The merge bug pattern in plain terms

This is the kind of logic that passes basic tests and later creates duplicate truth:

-- fragile: key includes fields that can shift between retries
MERGE INTO silver_events t
USING staging_events s
ON t.account_id = s.account_id
AND t.event_type = s.event_type
AND t.event_ts = s.event_ts
WHEN MATCHED THEN UPDATE SET t.payload = s.payload
WHEN NOT MATCHED THEN INSERT *;

This is the safer shape we moved to:

-- stable: deterministic identity + sequence-aware conflict handling
MERGE INTO silver_events t
USING (
  SELECT
    event_id,
    source_version,
    account_id,
    event_type,
    event_ts,
    payload
  FROM staging_events
  QUALIFY ROW_NUMBER() OVER (
    PARTITION BY event_id
    ORDER BY source_version DESC
  ) = 1
) s
ON t.event_id = s.event_id
WHEN MATCHED AND s.source_version > t.source_version THEN
  UPDATE SET
    source_version = s.source_version,
    payload = s.payload,
    event_ts = s.event_ts
WHEN NOT MATCHED THEN
  INSERT (event_id, source_version, account_id, event_type, event_ts, payload)
  VALUES (s.event_id, s.source_version, s.account_id, s.event_type, s.event_ts, s.payload);

This one change removed replay duplication and made incident triage much more straightforward.

The review contract we use now

We still use AI to design pipelines.
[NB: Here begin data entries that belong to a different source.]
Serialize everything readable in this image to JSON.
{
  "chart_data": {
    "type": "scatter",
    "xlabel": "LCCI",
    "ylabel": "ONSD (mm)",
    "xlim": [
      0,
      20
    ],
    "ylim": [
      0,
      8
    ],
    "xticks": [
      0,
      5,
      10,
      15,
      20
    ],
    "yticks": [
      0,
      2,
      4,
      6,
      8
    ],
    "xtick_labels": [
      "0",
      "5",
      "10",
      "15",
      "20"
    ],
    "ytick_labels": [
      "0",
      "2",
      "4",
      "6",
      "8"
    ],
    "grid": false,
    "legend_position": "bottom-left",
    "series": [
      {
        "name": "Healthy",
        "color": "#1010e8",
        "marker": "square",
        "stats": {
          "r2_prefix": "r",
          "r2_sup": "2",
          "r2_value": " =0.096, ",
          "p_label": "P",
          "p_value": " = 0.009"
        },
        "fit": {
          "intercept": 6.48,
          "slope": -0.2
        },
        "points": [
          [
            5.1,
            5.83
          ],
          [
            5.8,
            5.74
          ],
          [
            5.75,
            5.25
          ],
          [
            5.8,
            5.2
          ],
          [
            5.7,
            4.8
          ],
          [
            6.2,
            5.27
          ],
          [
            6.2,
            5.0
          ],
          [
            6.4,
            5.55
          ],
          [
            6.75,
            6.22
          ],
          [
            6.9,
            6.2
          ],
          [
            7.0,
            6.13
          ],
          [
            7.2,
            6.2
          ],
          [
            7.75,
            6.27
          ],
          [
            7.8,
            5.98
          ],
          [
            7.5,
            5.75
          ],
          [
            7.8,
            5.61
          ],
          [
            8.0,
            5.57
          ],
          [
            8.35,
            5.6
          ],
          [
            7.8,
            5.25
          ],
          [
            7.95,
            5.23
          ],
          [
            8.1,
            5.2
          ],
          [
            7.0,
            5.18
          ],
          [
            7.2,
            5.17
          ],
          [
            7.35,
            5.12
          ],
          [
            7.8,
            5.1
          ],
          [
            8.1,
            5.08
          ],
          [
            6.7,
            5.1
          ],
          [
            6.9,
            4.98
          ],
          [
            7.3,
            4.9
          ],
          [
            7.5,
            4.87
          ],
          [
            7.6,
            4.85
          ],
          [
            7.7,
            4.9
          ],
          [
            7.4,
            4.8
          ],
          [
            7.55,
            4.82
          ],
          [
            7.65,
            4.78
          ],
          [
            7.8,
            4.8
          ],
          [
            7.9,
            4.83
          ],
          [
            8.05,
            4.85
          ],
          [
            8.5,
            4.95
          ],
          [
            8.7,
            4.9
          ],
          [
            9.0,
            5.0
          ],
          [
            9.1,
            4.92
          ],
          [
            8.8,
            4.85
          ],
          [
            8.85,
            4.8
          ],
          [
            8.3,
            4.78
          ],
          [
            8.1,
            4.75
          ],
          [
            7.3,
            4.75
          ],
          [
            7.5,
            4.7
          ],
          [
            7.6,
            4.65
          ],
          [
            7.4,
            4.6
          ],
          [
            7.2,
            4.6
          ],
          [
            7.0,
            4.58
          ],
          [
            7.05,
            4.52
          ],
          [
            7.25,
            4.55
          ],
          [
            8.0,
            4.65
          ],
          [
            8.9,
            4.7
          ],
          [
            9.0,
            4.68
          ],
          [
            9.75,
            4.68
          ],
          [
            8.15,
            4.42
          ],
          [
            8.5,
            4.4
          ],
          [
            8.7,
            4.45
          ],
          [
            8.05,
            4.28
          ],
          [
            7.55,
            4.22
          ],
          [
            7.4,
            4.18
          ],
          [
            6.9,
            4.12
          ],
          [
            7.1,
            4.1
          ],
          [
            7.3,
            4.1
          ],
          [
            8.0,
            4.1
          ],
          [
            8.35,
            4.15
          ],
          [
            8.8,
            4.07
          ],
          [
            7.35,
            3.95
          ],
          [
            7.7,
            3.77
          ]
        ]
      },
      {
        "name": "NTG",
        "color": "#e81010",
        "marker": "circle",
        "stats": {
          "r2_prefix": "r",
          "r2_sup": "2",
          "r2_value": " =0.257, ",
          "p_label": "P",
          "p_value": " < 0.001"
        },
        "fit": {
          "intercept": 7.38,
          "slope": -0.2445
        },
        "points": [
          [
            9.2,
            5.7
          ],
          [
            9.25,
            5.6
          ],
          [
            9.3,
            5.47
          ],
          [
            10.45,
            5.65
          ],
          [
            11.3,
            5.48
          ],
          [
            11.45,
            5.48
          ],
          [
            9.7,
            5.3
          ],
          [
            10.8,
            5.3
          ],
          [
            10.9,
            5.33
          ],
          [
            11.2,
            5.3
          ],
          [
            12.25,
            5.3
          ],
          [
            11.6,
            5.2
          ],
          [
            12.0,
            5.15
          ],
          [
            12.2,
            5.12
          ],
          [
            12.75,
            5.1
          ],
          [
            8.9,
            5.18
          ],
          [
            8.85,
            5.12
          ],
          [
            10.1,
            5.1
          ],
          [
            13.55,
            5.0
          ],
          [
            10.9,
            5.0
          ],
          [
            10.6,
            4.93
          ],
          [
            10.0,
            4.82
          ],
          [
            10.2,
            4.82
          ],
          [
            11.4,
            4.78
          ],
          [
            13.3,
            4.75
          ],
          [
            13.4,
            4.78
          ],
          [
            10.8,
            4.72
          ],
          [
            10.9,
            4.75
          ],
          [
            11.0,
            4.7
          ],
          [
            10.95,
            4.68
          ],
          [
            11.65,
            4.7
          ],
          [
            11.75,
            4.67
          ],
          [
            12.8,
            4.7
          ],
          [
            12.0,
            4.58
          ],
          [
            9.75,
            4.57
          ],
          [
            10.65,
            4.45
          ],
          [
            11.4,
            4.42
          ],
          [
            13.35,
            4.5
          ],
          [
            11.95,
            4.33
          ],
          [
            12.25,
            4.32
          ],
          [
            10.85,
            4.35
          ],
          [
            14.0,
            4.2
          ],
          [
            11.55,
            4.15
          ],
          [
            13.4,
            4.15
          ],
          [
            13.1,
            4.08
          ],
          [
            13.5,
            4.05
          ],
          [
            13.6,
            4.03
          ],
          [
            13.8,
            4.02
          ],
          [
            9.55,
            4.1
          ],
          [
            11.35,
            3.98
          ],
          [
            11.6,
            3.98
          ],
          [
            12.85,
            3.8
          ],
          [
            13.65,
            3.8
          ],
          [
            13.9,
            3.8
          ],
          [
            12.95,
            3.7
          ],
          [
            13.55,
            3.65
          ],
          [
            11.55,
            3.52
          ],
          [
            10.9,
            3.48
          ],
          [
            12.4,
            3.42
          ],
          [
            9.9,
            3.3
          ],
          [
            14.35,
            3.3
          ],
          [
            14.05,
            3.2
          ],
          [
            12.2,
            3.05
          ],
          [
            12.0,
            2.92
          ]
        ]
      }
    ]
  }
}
We just require every generated design to pass a review contract before implementation:

deterministic identity and idempotency path
replay behavior under out-of-order and duplicate delivery
explicit publish gates tied to data-quality checks
runbook-ready observability fields for on-call triage

That keeps the velocity benefit without pretending generated code is production-complete.

What post-incident evidence should capture

A lightweight structured payload makes reliability reviews concrete:

{
  "pipeline": "billing_event_ingest",
  "run_id": "run-2026-01-29-03",
  "failure_mode": "retry_replay_duplicate_inserts",
  "idempotency_key": "event_id",
  "affected_rows": 18274,
  "guardrail": "dedupe_by_event_id_and_latest_source_version",
  "status": "mitigated"
}

Without this kind of record, teams repeat the same incident class with new tooling.

Final note

AI is excellent at generating pipeline drafts. It is not a substitute for production engineering judgment. The teams that win use AI for speed, then enforce stateful correctness with the same rigor they would apply to handwritten systems.